Targeting lies at the heart of the communications process.

Right at the very beginning of the process the advertiser must decide who to talk to, who to select as the audience for the message. Sometimes this is simple. An advertisement for a cook for a school canteen would begin by finding people with suitable experience – those who are or have been cooks in an industrial, educational or health-care kitchen. It is an obvious starting point.

An advertisement for dental chairs would aim at dentists (though maybe not only dentists. Targeting gets more complex quite rapidly). An announcement about pension increases would go to the elderly.

A new Civic Centre in Wolverhampton would be announced to the people of Wolverhampton. Advertising a new high-performance motorbike would no doubt aim at people interested in, possessing, or currently using a motorbike.

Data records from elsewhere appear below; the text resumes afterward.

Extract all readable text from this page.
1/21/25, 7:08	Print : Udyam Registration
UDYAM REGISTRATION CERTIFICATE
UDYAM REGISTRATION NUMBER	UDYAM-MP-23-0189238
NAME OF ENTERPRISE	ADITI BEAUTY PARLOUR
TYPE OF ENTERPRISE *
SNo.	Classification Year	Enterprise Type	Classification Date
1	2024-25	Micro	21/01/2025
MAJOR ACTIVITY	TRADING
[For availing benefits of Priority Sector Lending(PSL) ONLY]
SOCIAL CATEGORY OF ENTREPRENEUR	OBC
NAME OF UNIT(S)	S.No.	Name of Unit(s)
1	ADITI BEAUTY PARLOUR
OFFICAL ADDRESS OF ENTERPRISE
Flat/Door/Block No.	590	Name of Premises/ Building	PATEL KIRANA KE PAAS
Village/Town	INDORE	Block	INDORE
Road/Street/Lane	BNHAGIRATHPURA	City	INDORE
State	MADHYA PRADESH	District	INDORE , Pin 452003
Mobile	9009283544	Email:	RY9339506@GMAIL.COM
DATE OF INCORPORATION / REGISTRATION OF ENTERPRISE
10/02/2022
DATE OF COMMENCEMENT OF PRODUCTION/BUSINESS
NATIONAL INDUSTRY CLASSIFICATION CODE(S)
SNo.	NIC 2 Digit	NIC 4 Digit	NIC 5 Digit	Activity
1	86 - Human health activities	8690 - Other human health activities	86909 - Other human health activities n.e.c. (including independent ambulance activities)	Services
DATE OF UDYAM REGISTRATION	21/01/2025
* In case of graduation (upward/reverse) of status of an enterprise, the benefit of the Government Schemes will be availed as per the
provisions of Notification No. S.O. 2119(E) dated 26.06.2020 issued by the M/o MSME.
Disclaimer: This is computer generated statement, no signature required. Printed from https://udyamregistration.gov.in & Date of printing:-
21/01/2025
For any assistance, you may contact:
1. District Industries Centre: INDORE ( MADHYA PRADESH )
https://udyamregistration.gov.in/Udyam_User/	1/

But targeting is not always as simple as that. Who do you select as the target for a new Mini car? The young? Those with less money? Those who want a second car? Mums? Who would be the target for sherry advertising? The elderly? Confirmed drinkers? Up-market households? Or new drinkers? And who do you advertise to for office copiers? Think of the possibilities. Targets might include:

- secretaries

- department heads

- purchasing managers

- managing directors

- all middle managers in a firm.

The answer is a matter of judgement.

Get it right and the campaign will strike home. Get it wrong, and the money is wasted, the opportunity is wasted, the time is wasted.

It is, commonsense dictates, vital to get the target right. Sometimes this is an easy matter, and sometimes the target is difficult to determine – sometimes, indeed, almost impossible to determine. This is what makes advertising an art as well as a science.